You're in the hero-making business, I know. Hollywood executives like you trip all over themselves to bring a story like Marcus Luttrell's to the screen. He's a real-life Navy SEAL who, in 2005, was caught in a fierce firefight during U.S. operations in Afghanistan and, despite being severely, injured, lived to tell the tale (let's agree that it's impossible to spoil a movie called Lone Survivor). And the tale, which Luttrell later told in the book he co-authored, is certainly harrowing stuff. Almost every major studio in Tinseltown bid on the rights. But you won, Timothy. And you did exactly what every other studio would have done: created a flag-waving, testosterone-heavy, obnoxiously earnest love-letter to the U.S. military.
Director Peter Berg wastes little time fawning over the discipline and endurance required to cut it as a SEAL. The opening credit sequence is composed entirely of real boot camp footage, where men are pushed to the breaking point and those who can't cut it are forced to ring a brass bell three times to announce to the world that they've washed out. The emotions are real, the pain is visceral, and I would have loved to watch that documentary for 90-minutes. But instead we watch four bearded Hollywood actors pretending to be brothers-in-arms long past their training days. In some ways, that opening sequence almost sets them up to fail.
Thus begins our slice-of-life section of the film, which you no doubt considered obligatory after reading all those do-it-yourself screenwriting books stashed in your office. We learn that some of the guys have girlfriends, or wives, or families, and that everyone is basically a really good person.
But here's the biggest problem: in a story that can't really foreshadow plot, set up antagonists, or give any of these doomed patriots a proper character arc without losing all credibility, you ended up with a fragmented film that feels like it's spinning its wheels for the first 30 minutes. The only real suspense is finding out which of these characters will get tangled up in the fateful Operation Redwing (though, if you recognize the actor, that's a pretty good hint).
Mark Walhberg, as the film's star, is of course a shoe-in for the mission (as the opening flash-forward confirms).

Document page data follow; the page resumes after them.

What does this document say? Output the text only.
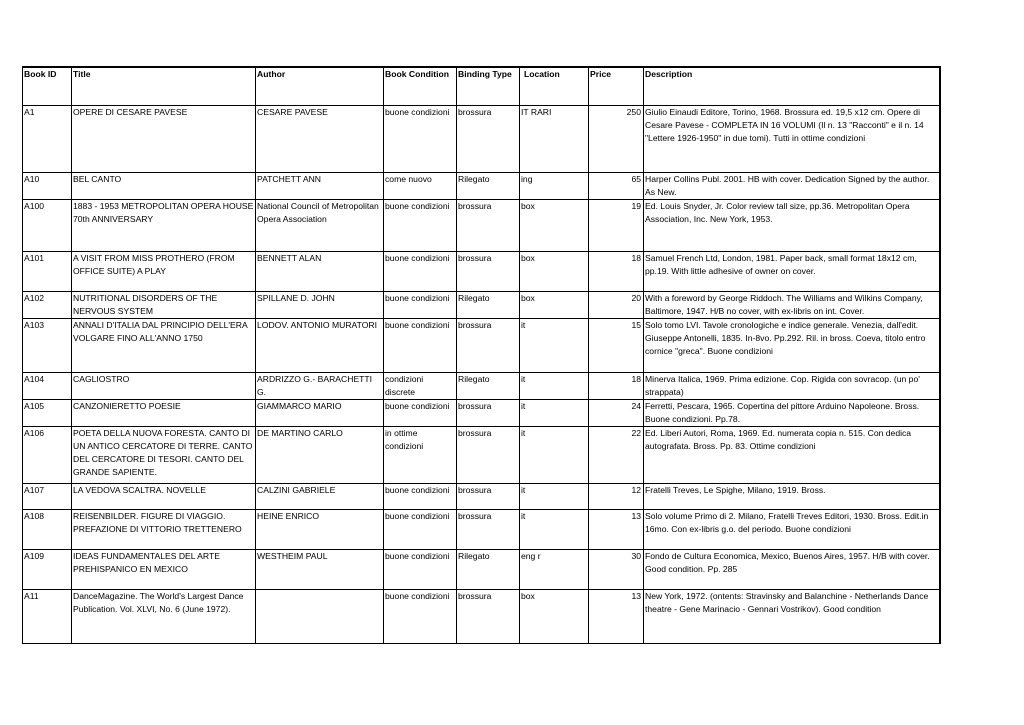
Book ID	Title	Author	Book Condition	Binding Type	Location	Price	Description
A1	OPERE DI CESARE PAVESE	CESARE PAVESE	buone condizioni	brossura	IT RARI	250	Giulio Einaudi Editore, Torino, 1968. Brossura ed. 19,5 x12 cm. Opere di Cesare Pavese - COMPLETA IN 16 VOLUMI (Il n. 13 "Racconti" e il n. 14 "Lettere 1926-1950" in due tomi). Tutti in ottime condizioni
A10	BEL CANTO	PATCHETT ANN	come nuovo	Rilegato	ing	65	Harper Collins Publ. 2001. HB with cover. Dedication Signed by the author. As New.
A100	1883 - 1953 METROPOLITAN OPERA HOUSE 70th ANNIVERSARY	National Council of Metropolitan Opera Association	buone condizioni	brossura	box	19	Ed. Louis Snyder, Jr. Color review tall size, pp.36. Metropolitan Opera Association, Inc. New York, 1953.
A101	A VISIT FROM MISS PROTHERO (FROM OFFICE SUITE) A PLAY	BENNETT ALAN	buone condizioni	brossura	box	18	Samuel French Ltd, London, 1981. Paper back, small format 18x12 cm, pp.19. With little adhesive of owner on cover.
A102	NUTRITIONAL DISORDERS OF THE NERVOUS SYSTEM	SPILLANE D. JOHN	buone condizioni	Rilegato	box	20	With a foreword by George Riddoch. The Williams and Wilkins Company, Baltimore, 1947. H/B no cover, with ex-libris on int. Cover.
A103	ANNALI D'ITALIA DAL PRINCIPIO DELL'ERA VOLGARE FINO ALL'ANNO 1750	LODOV. ANTONIO MURATORI	buone condizioni	brossura	it	15	Solo tomo LVI. Tavole cronologiche e indice generale. Venezia, dall'edit. Giuseppe Antonelli, 1835. In-8vo. Pp.292. Ril. in bross. Coeva, titolo entro cornice "greca". Buone condizioni
A104	CAGLIOSTRO	ARDRIZZO G.- BARACHETTI G.	condizioni discrete	Rilegato	it	18	Minerva Italica, 1969. Prima edizione. Cop. Rigida con sovracop. (un po' strappata)
A105	CANZONIERETTO POESIE	GIAMMARCO MARIO	buone condizioni	brossura	it	24	Ferretti, Pescara, 1965. Copertina del pittore Arduino Napoleone. Bross. Buone condizioni. Pp.78.
A106	POETA DELLA NUOVA FORESTA. CANTO DI UN ANTICO CERCATORE DI TERRE. CANTO DEL CERCATORE DI TESORI. CANTO DEL GRANDE SAPIENTE.	DE MARTINO CARLO	in ottime condizioni	brossura	it	22	Ed. Liberi Autori, Roma, 1969. Ed. numerata copia n. 515. Con dedica autografata. Bross. Pp. 83. Ottime condizioni
A107	LA VEDOVA SCALTRA. NOVELLE	CALZINI GABRIELE	buone condizioni	brossura	it	12	Fratelli Treves, Le Spighe, Milano, 1919. Bross.
A108	REISENBILDER. FIGURE DI VIAGGIO. PREFAZIONE DI VITTORIO TRETTENERO	HEINE ENRICO	buone condizioni	brossura	it	13	Solo volume Primo di 2. Milano, Fratelli Treves Editori, 1930. Bross. Edit.in 16mo. Con ex-libris g.o. del periodo. Buone condizioni
A109	IDEAS FUNDAMENTALES DEL ARTE PREHISPANICO EN MEXICO	WESTHEIM PAUL	buone condizioni	Rilegato	eng r	30	Fondo de Cultura Economica, Mexico, Buenos Aires, 1957. H/B with cover. Good condition. Pp. 285
A11	DanceMagazine. The World's Largest Dance Publication. Vol. XLVI, No. 6 (June 1972).		buone condizioni	brossura	box	13	New York, 1972. (ontents: Stravinsky and Balanchine - Netherlands Dance theatre - Gene Marinacio - Gennari Vostrikov). Good condition
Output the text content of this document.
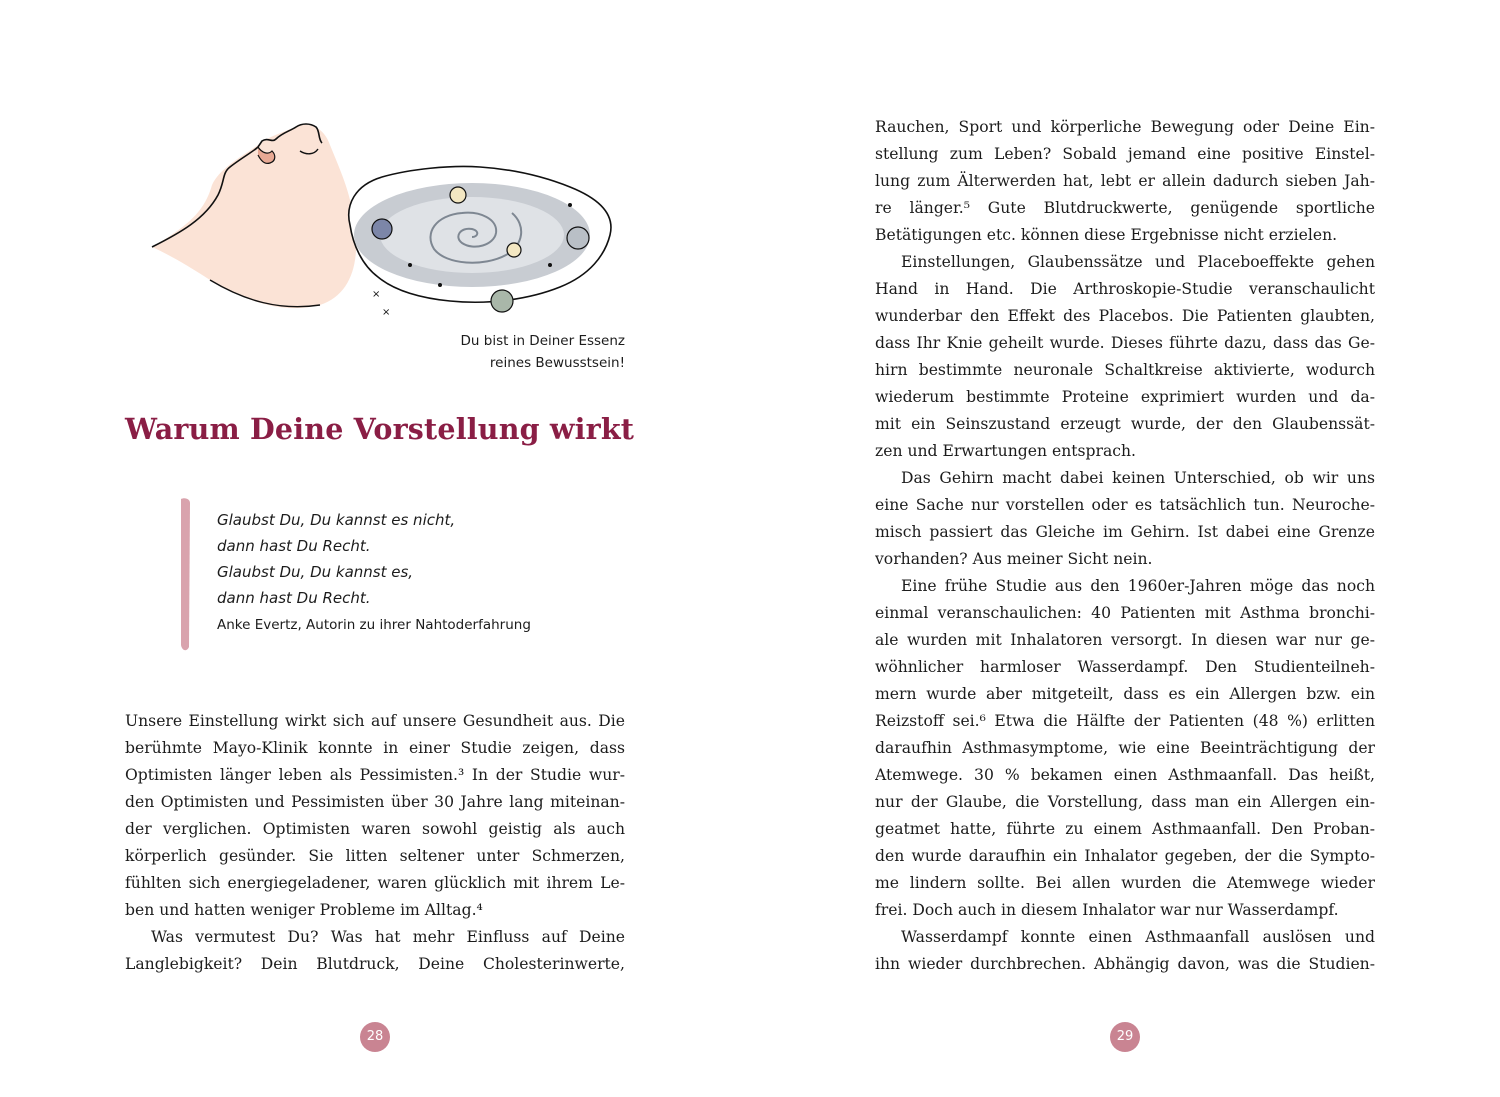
×
×
Du bist in Deiner Essenz
reines Bewusstsein!
Warum Deine Vorstellung wirkt
Glaubst Du, Du kannst es nicht,
dann hast Du Recht.
Glaubst Du, Du kannst es,
dann hast Du Recht.
Anke Evertz, Autorin zu ihrer Nahtoderfahrung
Unsere Einstellung wirkt sich auf unsere Gesundheit aus. Die
berühmte Mayo-Klinik konnte in einer Studie zeigen, dass
Optimisten länger leben als Pessimisten.³ In der Studie wur-
den Optimisten und Pessimisten über 30 Jahre lang miteinan-
der verglichen. Optimisten waren sowohl geistig als auch
körperlich gesünder. Sie litten seltener unter Schmerzen,
fühlten sich energiegeladener, waren glücklich mit ihrem Le-
ben und hatten weniger Probleme im Alltag.⁴
Was vermutest Du? Was hat mehr Einfluss auf Deine
Langlebigkeit? Dein Blutdruck, Deine Cholesterinwerte,
28
Rauchen, Sport und körperliche Bewegung oder Deine Ein-
stellung zum Leben? Sobald jemand eine positive Einstel-
lung zum Älterwerden hat, lebt er allein dadurch sieben Jah-
re länger.⁵ Gute Blutdruckwerte, genügende sportliche
Betätigungen etc. können diese Ergebnisse nicht erzielen.
Einstellungen, Glaubenssätze und Placeboeffekte gehen
Hand in Hand. Die Arthroskopie-Studie veranschaulicht
wunderbar den Effekt des Placebos. Die Patienten glaubten,
dass Ihr Knie geheilt wurde. Dieses führte dazu, dass das Ge-
hirn bestimmte neuronale Schaltkreise aktivierte, wodurch
wiederum bestimmte Proteine exprimiert wurden und da-
mit ein Seinszustand erzeugt wurde, der den Glaubenssät-
zen und Erwartungen entsprach.
Das Gehirn macht dabei keinen Unterschied, ob wir uns
eine Sache nur vorstellen oder es tatsächlich tun. Neuroche-
misch passiert das Gleiche im Gehirn. Ist dabei eine Grenze
vorhanden? Aus meiner Sicht nein.
Eine frühe Studie aus den 1960er-Jahren möge das noch
einmal veranschaulichen: 40 Patienten mit Asthma bronchi-
ale wurden mit Inhalatoren versorgt. In diesen war nur ge-
wöhnlicher harmloser Wasserdampf. Den Studienteilneh-
mern wurde aber mitgeteilt, dass es ein Allergen bzw. ein
Reizstoff sei.⁶ Etwa die Hälfte der Patienten (48 %) erlitten
daraufhin Asthmasymptome, wie eine Beeinträchtigung der
Atemwege. 30 % bekamen einen Asthmaanfall. Das heißt,
nur der Glaube, die Vorstellung, dass man ein Allergen ein-
geatmet hatte, führte zu einem Asthmaanfall. Den Proban-
den wurde daraufhin ein Inhalator gegeben, der die Sympto-
me lindern sollte. Bei allen wurden die Atemwege wieder
frei. Doch auch in diesem Inhalator war nur Wasserdampf.
Wasserdampf konnte einen Asthmaanfall auslösen und
ihn wieder durchbrechen. Abhängig davon, was die Studien-
29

I'll admit, he's an actor I often like. But I don't love him like you clearly do. After only a year as a development executive, this is already your third film with him (after Broken City and 2 Guns). And unfortunately, as in those other efforts, he seems to be giving you exactly the minimum amount required for the role. In fact, like all the characters in the film (Taylor Kitch, Emile Hirsh, Ben Foster, etc), no matter how much they talk about wanting to buy Arabian horses for their fiancees or just "pay the bills," we never really care about them until they start taking a beating. That's where the film really picks up, when the action begins to speak louder than the cliches.
See, this film was undoubtedly bought and sold (and subsequently made) on two compelling plot points. The first: a decision the men have to make when they stumble upon a group of Afghan farmers who might give away their position. The second plot point kicks us into the third act. I won't spell it out (ok, maybe you can spoil a movie called Lone Survivor), but it's a moment of great importance, and is relevant to the very title of the film. Yet for some reason, its execution feels strangely weightless and glossed-over.
As it stands, the most memorable scenes are the obvious ones: the soldiers taking inhuman leaps from high cliffs and absorbing ungodly amounts of bullets. It's impossible not to feel for them, but with nothing of substance - no mood or energy or thoughtfulness - outside of the slam-bang action scenes, the whole film feels a little too staged.
But I guess that's just how you Hollywood execs see the theatre of war.